Profit Maximization of Big Data Jobs in Cloud Using Stochastic Optimization

Reserved instances offered by cloud providers make it possible to reserve resources and computing capacity for a specific period of time. One should pay for all the hours of that time interval; in exchange, the hourly rate is significantly lower than on-demand instances. Reserved Instances can significantly reduce the monetary cost of resources needed to process big data applications in cloud. However, purchases of these instances are non-refundable, and hence, one should be able to estimate the required resources prior to purchase to avoid over-payment. It becomes important especially when the results obtained by big data job has monetary value, such as business intelligence applications. But, estimating the resource demand of big data processing jobs is hard because of numerous factors that affect them such as data locality, data skew, stragglers, internal settings of big data processing framework, interference among instances, instances availability, etc.
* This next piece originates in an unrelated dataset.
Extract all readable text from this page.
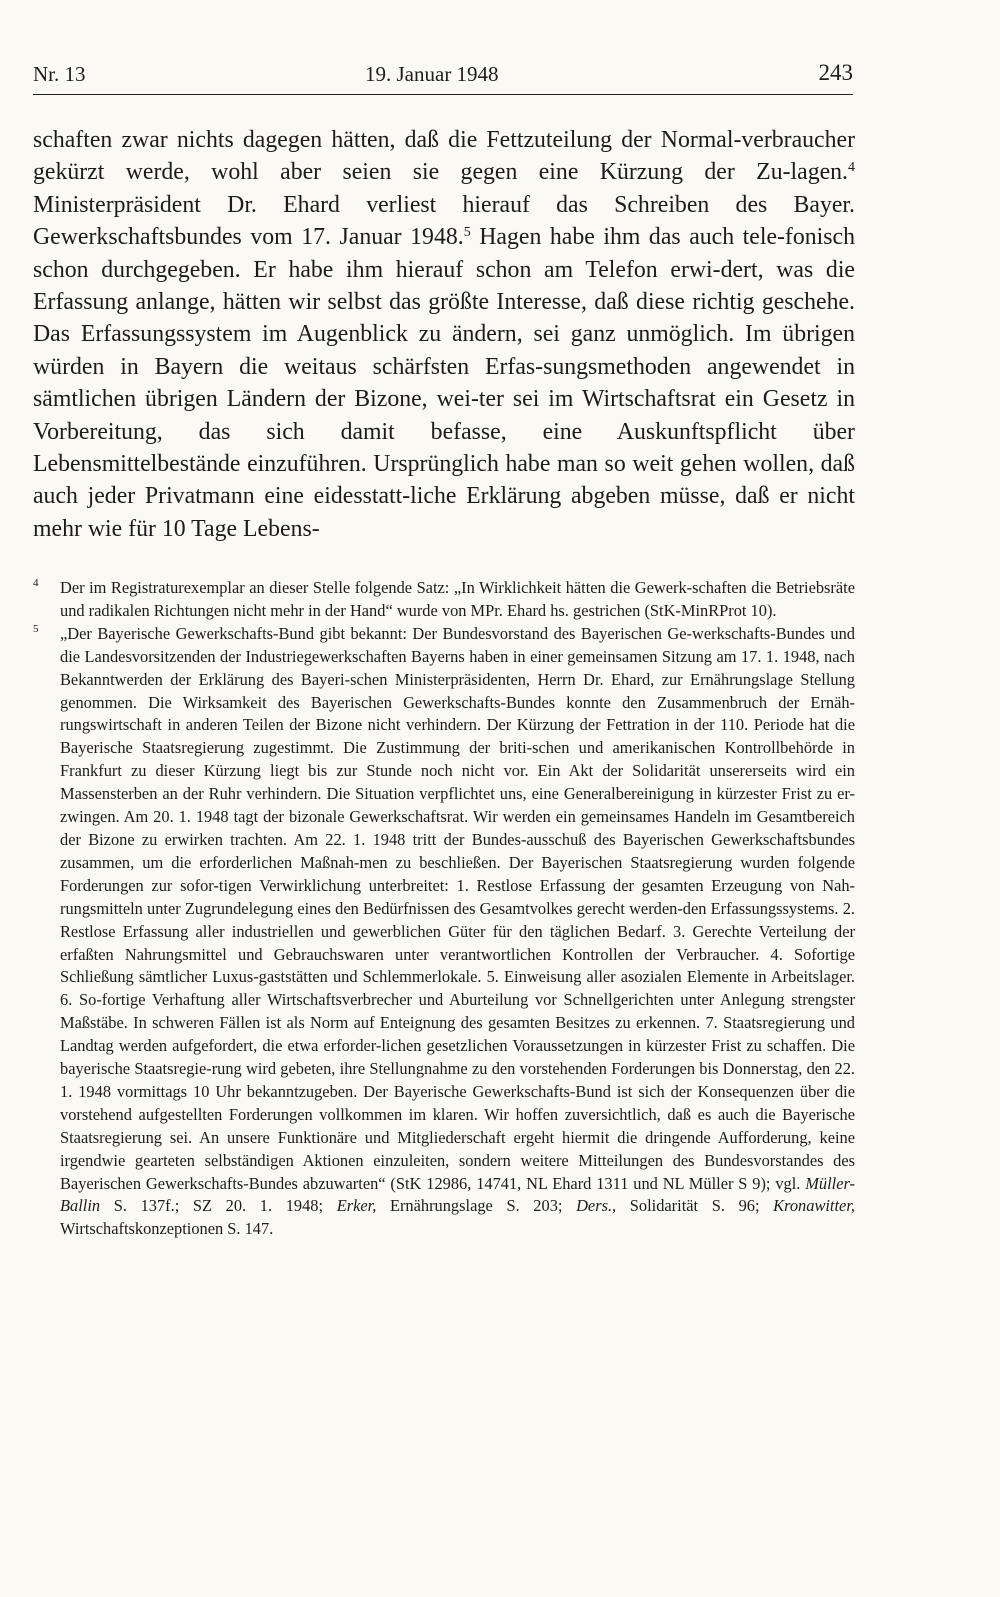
Nr. 13	19. Januar 1948	243

schaften zwar nichts dagegen hätten, daß die Fettzuteilung der Normal-verbraucher gekürzt werde, wohl aber seien sie gegen eine Kürzung der Zu-lagen.$^4$ Ministerpräsident Dr. Ehard verliest hierauf das Schreiben des Bayer. Gewerkschaftsbundes vom 17. Januar 1948.$^5$ Hagen habe ihm das auch tele-fonisch schon durchgegeben. Er habe ihm hierauf schon am Telefon erwi-dert, was die Erfassung anlange, hätten wir selbst das größte Interesse, daß diese richtig geschehe. Das Erfassungssystem im Augenblick zu ändern, sei ganz unmöglich. Im übrigen würden in Bayern die weitaus schärfsten Erfas-sungsmethoden angewendet in sämtlichen übrigen Ländern der Bizone, wei-ter sei im Wirtschaftsrat ein Gesetz in Vorbereitung, das sich damit befasse, eine Auskunftspflicht über Lebensmittelbestände einzuführen. Ursprünglich habe man so weit gehen wollen, daß auch jeder Privatmann eine eidesstatt-liche Erklärung abgeben müsse, daß er nicht mehr wie für 10 Tage Lebens-

4 Der im Registraturexemplar an dieser Stelle folgende Satz: „In Wirklichkeit hätten die Gewerk-schaften die Betriebsräte und radikalen Richtungen nicht mehr in der Hand“ wurde von MPr. Ehard hs. gestrichen (StK-MinRProt 10).

5 „Der Bayerische Gewerkschafts-Bund gibt bekannt: Der Bundesvorstand des Bayerischen Ge-werkschafts-Bundes und die Landesvorsitzenden der Industriegewerkschaften Bayerns haben in einer gemeinsamen Sitzung am 17. 1. 1948, nach Bekanntwerden der Erklärung des Bayeri-schen Ministerpräsidenten, Herrn Dr. Ehard, zur Ernährungslage Stellung genommen. Die Wirksamkeit des Bayerischen Gewerkschafts-Bundes konnte den Zusammenbruch der Ernäh-rungswirtschaft in anderen Teilen der Bizone nicht verhindern. Der Kürzung der Fettration in der 110. Periode hat die Bayerische Staatsregierung zugestimmt. Die Zustimmung der briti-schen und amerikanischen Kontrollbehörde in Frankfurt zu dieser Kürzung liegt bis zur Stunde noch nicht vor. Ein Akt der Solidarität unsererseits wird ein Massensterben an der Ruhr verhindern. Die Situation verpflichtet uns, eine Generalbereinigung in kürzester Frist zu er-zwingen. Am 20. 1. 1948 tagt der bizonale Gewerkschaftsrat. Wir werden ein gemeinsames Handeln im Gesamtbereich der Bizone zu erwirken trachten. Am 22. 1. 1948 tritt der Bundes-ausschuß des Bayerischen Gewerkschaftsbundes zusammen, um die erforderlichen Maßnah-men zu beschließen. Der Bayerischen Staatsregierung wurden folgende Forderungen zur sofor-tigen Verwirklichung unterbreitet: 1. Restlose Erfassung der gesamten Erzeugung von Nah-rungsmitteln unter Zugrundelegung eines den Bedürfnissen des Gesamtvolkes gerecht werden-den Erfassungssystems. 2. Restlose Erfassung aller industriellen und gewerblichen Güter für den täglichen Bedarf. 3. Gerechte Verteilung der erfaßten Nahrungsmittel und Gebrauchswaren unter verantwortlichen Kontrollen der Verbraucher. 4. Sofortige Schließung sämtlicher Luxus-gaststätten und Schlemmerlokale. 5. Einweisung aller asozialen Elemente in Arbeitslager. 6. So-fortige Verhaftung aller Wirtschaftsverbrecher und Aburteilung vor Schnellgerichten unter Anlegung strengster Maßstäbe. In schweren Fällen ist als Norm auf Enteignung des gesamten Besitzes zu erkennen. 7. Staatsregierung und Landtag werden aufgefordert, die etwa erforder-lichen gesetzlichen Voraussetzungen in kürzester Frist zu schaffen. Die bayerische Staatsregie-rung wird gebeten, ihre Stellungnahme zu den vorstehenden Forderungen bis Donnerstag, den 22. 1. 1948 vormittags 10 Uhr bekanntzugeben. Der Bayerische Gewerkschafts-Bund ist sich der Konsequenzen über die vorstehend aufgestellten Forderungen vollkommen im klaren. Wir hoffen zuversichtlich, daß es auch die Bayerische Staatsregierung sei. An unsere Funktionäre und Mitgliederschaft ergeht hiermit die dringende Aufforderung, keine irgendwie gearteten selbständigen Aktionen einzuleiten, sondern weitere Mitteilungen des Bundesvorstandes des Bayerischen Gewerkschafts-Bundes abzuwarten“ (StK 12986, 14741, NL Ehard 1311 und NL Müller S 9); vgl. Müller-Ballin S. 137f.; SZ 20. 1. 1948; Erker, Ernährungslage S. 203; Ders., Solidarität S. 96; Kronawitter, Wirtschaftskonzeptionen S. 147.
To maximize the profit of processing such big data jobs in cloud considering fluctuating nature of their resource demand, as well as reserved instances limitations, we propose Reserved Instances Stochastic Allocation (RISA) approach. Using historical traces of resource demand of big data jobs submitted by user, RISA leverages stochastic optimization to determine the amount of resources needed to be reserved for that user to maximize the profit. Our evaluation using real-world traces shows that RISA can increase the net profit by up to 10x, compared to previous approaches. RISA can also find solutions as close as 2% to the best possible solution.